# Had a visit from the Easter Bunny



## kristen (Oct 18, 2011)

He wasn't a very good Easter Bunny. 
He didn't even bring me any chocolate. He did however try to sneak some turkey off the counter, and took a swig of my wine.


----------



## mswhipple (Mar 7, 2011)

What a sweet, adorable face that bunny has!


----------



## jakersmomma (Jan 3, 2010)

What a sweet face!!!! Looks so "innocent" but we all know that can't be true!

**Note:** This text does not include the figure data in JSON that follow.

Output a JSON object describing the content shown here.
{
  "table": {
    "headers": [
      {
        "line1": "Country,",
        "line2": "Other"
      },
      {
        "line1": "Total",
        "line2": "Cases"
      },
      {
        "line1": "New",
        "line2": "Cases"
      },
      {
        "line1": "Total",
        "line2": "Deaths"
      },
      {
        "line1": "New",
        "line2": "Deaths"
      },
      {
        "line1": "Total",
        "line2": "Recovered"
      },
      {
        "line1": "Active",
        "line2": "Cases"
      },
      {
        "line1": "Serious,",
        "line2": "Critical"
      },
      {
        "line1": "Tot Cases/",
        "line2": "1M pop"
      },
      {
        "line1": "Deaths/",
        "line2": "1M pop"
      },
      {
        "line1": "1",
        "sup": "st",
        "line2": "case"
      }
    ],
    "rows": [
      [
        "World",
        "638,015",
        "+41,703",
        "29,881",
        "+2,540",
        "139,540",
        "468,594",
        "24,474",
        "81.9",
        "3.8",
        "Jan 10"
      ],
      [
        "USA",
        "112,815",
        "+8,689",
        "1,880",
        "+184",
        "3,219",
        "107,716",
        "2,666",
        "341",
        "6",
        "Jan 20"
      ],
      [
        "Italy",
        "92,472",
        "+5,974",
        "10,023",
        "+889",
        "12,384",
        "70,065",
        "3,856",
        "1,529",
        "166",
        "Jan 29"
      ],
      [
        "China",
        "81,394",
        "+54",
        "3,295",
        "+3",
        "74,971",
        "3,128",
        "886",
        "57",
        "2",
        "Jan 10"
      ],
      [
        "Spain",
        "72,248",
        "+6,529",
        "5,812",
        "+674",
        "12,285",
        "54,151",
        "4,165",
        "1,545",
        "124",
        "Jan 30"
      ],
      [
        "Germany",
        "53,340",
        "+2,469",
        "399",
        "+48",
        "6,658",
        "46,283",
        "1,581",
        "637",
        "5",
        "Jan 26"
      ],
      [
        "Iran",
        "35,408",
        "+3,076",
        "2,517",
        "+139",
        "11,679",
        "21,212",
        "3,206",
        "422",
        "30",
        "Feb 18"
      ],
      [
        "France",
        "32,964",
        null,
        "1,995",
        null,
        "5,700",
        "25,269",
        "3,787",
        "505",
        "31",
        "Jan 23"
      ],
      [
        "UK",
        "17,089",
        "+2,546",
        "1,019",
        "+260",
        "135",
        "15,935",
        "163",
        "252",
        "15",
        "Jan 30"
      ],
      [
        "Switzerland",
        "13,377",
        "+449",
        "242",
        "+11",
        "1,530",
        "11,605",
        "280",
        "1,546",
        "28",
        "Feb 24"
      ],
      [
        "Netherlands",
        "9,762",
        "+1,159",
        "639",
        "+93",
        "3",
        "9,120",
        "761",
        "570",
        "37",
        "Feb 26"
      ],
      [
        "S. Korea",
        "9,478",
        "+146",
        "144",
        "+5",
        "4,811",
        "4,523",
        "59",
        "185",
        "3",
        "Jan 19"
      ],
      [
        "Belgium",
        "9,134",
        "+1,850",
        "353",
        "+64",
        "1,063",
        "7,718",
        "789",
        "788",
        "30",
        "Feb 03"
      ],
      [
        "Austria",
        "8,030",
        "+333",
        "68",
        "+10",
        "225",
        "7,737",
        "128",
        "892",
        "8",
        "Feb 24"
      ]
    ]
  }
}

Does anyone else hide a basket for their puppy??? Jake loves it, he found it immediately under the dining room table and then came to me and sat. I said "go ahead and get it" and he ran back to drag it out from under the table!!


----------



## R E McCraith (Nov 24, 2011)

Jac on Easter I hide in a basket just to get away from PIKE! LOL


----------



## kristen (Oct 18, 2011)

Odin's Grandma brought him some Easter treats and hid them around the house for him. He was more interested in the tissue paper they were wrapped in however! ;D
Holidays are so fun with dogs!


----------



## datacan (May 15, 2011)

OP hit the nail right on.
We had an overnight visit from a real bunny family. Just happened during the night. 

_Nature has it's ways.... :'(_


----------